The discipline of a musical life laid the foundations of Kim Williams’ multi-stringed career. The pay TV boss tells Larry Schwartz about the long-running soundtrack that moves him still.
WHILE film and television make him feel Australian, Kim Williams says music made him who he is. The Foxtel chief executive who has headed the Australian pay television company for close to a decade, started out as a classical musician.
It would seem to be central to all he does: “Music has provided almost a natural prism through which I observe and perceive things . . . I always have music in my head ? I carry it around and it resonates inside me.”
Williams will reveal his favourite music when he delivers the annual Kenneth Myer lecture as 2010 Deakin University George Fairfax Fellow in Arts and Entertainment Management next week.
Williams met Fairfax, the late actor, director and arts manager, in the early 1970s, when he was “appointed as an impossibly young 20-year-old to become a foundation member of the Music Board of Australia Council”.
In his draft speech, “Growing up in Arts”, Williams says: “Put simply, music made me who I am, in my formative years,” while “film and television have enabled me to feel confidently, and frankly, passionately Australian”.
Just as passionate is his call for a continuing national investment in the arts and more private and public support for creative endeavour. “I think it’s a very, very severe problem frankly,” he says. “I think we are living through one of those periodic poor times where a degree of commitment and engagement is at a bit of a low point.”
Williams will share tales of the quick-tempered music teacher in Sydney’s western suburbs who taught elocution, pianoforte, banjo, violin, singing and music theory.
When Williams made a mistake she would push his fingers on to the banjo strings so forcefully they sometimes cut into the flesh. She told his mother his fingers were weak and urged her to soak them in brine. He remembers being “transfixed with fear when the day of the fateful music lesson approached each week”.
“No doubt my memory has exaggerated the ferocity of the dear old thing,” he says. “I don’t think she liked kids a lot.”
Williams is the elder of two children of a Greater Union “film booker and buyer”. “Dad would usually arrange a screening for my birthday parties,” he says. “Certainly there were lashings of Laurel and Hardy and that sort of thing.”
He was born in 1952, three years after Blue Hills began its 27-year run on ABC. The first music he recalls hearing “with striking clarity” was its evocative theme.
He was about nine when his grandfather gave him his old banjo.
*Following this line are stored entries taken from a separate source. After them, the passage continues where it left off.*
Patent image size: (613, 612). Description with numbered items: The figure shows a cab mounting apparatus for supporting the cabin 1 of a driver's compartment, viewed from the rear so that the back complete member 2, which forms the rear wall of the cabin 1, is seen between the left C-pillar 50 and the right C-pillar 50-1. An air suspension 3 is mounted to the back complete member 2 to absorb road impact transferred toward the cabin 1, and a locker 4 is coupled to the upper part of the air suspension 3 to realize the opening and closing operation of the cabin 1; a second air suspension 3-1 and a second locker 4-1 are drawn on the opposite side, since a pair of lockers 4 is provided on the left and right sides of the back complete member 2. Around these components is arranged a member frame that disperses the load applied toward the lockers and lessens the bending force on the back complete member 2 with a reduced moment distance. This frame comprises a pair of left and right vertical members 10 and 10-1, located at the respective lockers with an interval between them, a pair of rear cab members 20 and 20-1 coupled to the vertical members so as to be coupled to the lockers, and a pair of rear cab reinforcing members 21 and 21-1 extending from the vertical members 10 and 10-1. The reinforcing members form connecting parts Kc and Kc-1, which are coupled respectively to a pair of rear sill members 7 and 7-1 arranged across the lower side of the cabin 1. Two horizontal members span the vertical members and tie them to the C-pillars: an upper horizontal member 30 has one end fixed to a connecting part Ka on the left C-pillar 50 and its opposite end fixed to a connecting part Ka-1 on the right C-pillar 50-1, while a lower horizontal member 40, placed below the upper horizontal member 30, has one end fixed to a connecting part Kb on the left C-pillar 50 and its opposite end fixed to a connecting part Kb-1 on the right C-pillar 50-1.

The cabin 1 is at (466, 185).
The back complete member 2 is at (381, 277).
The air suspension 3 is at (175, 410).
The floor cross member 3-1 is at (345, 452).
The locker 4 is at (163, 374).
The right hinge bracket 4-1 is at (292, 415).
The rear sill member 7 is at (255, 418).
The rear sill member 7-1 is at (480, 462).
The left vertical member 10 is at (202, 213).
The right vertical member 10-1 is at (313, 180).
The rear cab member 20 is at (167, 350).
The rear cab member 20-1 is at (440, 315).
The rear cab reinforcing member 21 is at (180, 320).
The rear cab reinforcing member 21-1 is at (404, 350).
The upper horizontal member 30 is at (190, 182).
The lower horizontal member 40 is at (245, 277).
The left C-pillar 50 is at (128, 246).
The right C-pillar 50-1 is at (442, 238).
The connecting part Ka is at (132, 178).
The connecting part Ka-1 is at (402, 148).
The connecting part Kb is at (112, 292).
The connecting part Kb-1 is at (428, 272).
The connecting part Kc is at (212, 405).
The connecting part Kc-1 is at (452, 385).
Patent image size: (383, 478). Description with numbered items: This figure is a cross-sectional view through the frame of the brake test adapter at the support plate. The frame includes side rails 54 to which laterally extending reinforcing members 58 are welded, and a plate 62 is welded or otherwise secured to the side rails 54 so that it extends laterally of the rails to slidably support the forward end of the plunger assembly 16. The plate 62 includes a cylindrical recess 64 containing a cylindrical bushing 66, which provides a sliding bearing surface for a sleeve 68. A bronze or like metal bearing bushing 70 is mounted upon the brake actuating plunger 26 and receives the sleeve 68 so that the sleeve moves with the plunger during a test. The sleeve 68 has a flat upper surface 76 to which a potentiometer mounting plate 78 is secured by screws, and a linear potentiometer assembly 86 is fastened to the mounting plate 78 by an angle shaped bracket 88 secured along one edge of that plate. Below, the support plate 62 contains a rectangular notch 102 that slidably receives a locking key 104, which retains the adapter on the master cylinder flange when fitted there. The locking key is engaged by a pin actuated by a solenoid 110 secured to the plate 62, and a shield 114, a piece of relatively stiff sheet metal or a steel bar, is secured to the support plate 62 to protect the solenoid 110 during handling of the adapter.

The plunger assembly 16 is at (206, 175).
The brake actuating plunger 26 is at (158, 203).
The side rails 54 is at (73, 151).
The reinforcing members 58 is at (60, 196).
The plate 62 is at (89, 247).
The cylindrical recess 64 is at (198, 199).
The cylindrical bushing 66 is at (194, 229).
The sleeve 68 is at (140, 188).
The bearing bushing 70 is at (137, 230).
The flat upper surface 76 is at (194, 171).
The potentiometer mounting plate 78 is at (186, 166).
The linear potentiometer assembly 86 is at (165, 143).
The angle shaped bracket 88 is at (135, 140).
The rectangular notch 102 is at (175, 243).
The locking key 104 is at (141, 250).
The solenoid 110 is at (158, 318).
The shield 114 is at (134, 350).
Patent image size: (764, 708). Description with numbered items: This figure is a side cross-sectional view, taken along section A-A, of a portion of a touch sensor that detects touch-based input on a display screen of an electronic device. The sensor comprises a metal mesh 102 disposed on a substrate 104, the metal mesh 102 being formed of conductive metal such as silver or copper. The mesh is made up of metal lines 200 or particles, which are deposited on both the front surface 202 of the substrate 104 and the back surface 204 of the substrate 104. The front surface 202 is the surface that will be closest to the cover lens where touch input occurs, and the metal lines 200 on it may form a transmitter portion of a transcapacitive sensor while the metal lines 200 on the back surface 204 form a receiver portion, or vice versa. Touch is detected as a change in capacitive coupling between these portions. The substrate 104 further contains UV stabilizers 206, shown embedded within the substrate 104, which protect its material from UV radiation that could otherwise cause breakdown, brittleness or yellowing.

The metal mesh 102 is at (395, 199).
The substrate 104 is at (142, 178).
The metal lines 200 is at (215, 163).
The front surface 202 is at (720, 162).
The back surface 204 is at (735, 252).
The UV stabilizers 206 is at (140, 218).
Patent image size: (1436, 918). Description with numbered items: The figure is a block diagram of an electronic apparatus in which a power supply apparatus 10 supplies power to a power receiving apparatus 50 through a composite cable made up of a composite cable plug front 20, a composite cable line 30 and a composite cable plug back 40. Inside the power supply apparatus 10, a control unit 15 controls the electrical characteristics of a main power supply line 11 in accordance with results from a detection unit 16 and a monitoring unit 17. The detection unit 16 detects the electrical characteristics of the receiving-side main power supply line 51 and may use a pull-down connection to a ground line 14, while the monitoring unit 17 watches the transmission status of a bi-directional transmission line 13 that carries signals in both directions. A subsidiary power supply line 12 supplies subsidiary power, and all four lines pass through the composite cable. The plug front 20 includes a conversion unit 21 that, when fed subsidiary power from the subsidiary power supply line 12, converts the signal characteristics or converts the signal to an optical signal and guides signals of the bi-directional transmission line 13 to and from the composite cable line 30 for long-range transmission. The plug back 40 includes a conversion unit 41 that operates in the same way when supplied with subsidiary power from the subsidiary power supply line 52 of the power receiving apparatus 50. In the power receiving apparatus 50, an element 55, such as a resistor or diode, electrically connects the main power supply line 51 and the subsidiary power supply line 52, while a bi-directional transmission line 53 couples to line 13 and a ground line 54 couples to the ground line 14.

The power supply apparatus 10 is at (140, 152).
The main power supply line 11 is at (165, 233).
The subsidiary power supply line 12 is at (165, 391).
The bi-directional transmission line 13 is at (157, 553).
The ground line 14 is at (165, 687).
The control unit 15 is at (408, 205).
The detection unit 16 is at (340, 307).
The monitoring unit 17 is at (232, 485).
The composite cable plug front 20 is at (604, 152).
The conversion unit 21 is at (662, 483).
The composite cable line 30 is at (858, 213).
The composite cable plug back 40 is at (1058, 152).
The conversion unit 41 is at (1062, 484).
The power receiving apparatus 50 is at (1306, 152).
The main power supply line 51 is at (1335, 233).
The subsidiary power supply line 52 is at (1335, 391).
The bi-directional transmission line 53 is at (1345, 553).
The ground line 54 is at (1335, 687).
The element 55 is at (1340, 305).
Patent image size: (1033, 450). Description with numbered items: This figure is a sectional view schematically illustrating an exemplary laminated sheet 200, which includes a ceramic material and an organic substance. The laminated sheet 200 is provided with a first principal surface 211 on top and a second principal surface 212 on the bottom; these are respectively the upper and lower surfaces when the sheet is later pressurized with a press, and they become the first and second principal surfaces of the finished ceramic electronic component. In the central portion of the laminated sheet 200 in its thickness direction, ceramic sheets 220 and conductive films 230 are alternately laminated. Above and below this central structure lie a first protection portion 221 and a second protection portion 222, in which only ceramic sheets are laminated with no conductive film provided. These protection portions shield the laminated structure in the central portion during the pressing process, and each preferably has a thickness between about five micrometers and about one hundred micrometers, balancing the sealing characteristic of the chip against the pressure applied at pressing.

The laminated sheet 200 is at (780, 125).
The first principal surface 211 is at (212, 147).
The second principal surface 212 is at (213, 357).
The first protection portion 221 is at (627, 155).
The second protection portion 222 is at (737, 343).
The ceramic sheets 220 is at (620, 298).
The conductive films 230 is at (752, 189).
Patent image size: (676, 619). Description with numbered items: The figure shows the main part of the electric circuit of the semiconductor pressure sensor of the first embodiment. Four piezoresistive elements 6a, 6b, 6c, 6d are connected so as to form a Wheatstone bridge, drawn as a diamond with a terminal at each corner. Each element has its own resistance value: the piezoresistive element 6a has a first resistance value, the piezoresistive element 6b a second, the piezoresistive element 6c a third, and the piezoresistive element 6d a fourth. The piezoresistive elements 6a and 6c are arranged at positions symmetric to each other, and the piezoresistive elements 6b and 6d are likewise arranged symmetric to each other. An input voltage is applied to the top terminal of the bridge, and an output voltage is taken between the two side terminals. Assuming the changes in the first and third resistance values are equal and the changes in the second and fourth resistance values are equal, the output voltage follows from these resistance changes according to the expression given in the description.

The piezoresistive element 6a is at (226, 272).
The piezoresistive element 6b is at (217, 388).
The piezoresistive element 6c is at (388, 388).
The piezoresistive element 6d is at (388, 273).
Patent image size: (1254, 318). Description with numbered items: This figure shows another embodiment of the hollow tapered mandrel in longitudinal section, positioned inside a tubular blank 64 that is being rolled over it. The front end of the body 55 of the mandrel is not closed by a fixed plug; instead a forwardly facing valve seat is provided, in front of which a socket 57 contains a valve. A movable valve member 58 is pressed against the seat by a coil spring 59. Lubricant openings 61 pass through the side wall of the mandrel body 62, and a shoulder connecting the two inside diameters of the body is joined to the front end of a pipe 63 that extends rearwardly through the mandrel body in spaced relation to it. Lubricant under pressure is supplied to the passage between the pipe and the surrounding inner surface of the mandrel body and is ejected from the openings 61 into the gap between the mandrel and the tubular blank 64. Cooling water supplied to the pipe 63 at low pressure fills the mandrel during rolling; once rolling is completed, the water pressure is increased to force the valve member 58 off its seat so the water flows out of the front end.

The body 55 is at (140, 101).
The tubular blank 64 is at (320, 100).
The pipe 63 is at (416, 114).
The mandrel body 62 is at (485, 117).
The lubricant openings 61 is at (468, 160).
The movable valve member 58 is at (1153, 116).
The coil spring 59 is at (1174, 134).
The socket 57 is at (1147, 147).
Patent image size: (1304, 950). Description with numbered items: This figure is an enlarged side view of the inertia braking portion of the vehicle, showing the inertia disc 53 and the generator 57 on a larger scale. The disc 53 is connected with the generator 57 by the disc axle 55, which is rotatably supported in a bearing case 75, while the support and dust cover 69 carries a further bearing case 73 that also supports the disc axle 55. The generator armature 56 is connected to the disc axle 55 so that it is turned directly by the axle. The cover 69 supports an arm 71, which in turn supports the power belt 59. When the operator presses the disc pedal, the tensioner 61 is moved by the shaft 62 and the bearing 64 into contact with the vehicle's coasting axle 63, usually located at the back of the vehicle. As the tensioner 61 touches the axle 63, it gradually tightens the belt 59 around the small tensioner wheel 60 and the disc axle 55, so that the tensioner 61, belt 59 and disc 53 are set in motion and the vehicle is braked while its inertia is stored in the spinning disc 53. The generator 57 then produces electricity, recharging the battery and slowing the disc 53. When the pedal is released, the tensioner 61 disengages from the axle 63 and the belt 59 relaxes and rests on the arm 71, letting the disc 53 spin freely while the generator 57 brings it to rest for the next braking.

It was “monstrously large ? more than half my then height”.
His grandfather was a banjo player, whistler and singer. “I remember that I used to be quite puzzled when I was playing certain tunes that I didn’t know because they weren’t part of domestic circumstances when I was a kid. He would, of course, recognise them immediately because they were very much part of the music that informed his youth.”
After a few years he switched to flugelhorn ? the only instrument then available in the school storeroom ? and took up the clarinet at 12 with the encouragement of his close friend, conductor Richard Gill.
Music, he says, “is very character forming”. “To study music well you need to embrace a whole set of practical daily disciplines that are rudimentary to . . . the whole process of being a musician. It changes the way you think; the way you work; the way you approach problem-solving; the way you approach managing your affairs.”
Later, at the Sydney Conservatorium of Music, he studied with Douglas Gerke and finally Donald Westlake, whom he cites as one of his biggest influences. His friends included Ross Edwards, Peter Sculthorpe and Nigel Butterly and he says they benefited from frank criticism and feedback. He does not believe Australians handle criticism well.
Encouraged by Donald Peart, inaugural Professor of Music at the University of Sydney, he organised events for the International Society of Contemporary Music, managing concerts, contracting musicians, scheduling rehearsals, writing advertisements and brochures and even selling the tickets. He says his most valuable experience then was “a catalogue of screw-ups”.
He played clarinet with chamber orchestras and “casual gigs” with Westlake, then the principal clarinet at Sydney Symphony Orchestra.
As general manager of Music Rostrum Australia he organised festivals in Sydney, Melbourne and Adelaide in 1974 and 1975, with Roger Woodward as artistic director. He recalls “the feeling of creeping incapacity” as board member Donald McDonald told him they needed a detailed cash flow. “I replied, ‘Certainly, Donald, as long as you first tell me what it is.’ “
Though he has a special fondness for chamber music, his interests vary from Japanese and Indian music through to Irving Berlin, Cole Porter, the Beatles, Rolling Stones, Steve Winwood and Eric Clapton, artists that he says are “still pretty central to my taste”.
Williams, who studied with composer Luciano Berio while living in Italy from 1975 to 1977, wrote his first compositions in his early teens, continuing into his 30s. “I loved writing music and will probably go back to it for personal pleasure at some later time in my life.”
These days he no longer has an instrument; he asked after his grandfather’s old banjo some years ago but his family no longer knew its whereabouts. The clarinets he loaned to a student years ago have “never boomeranged”.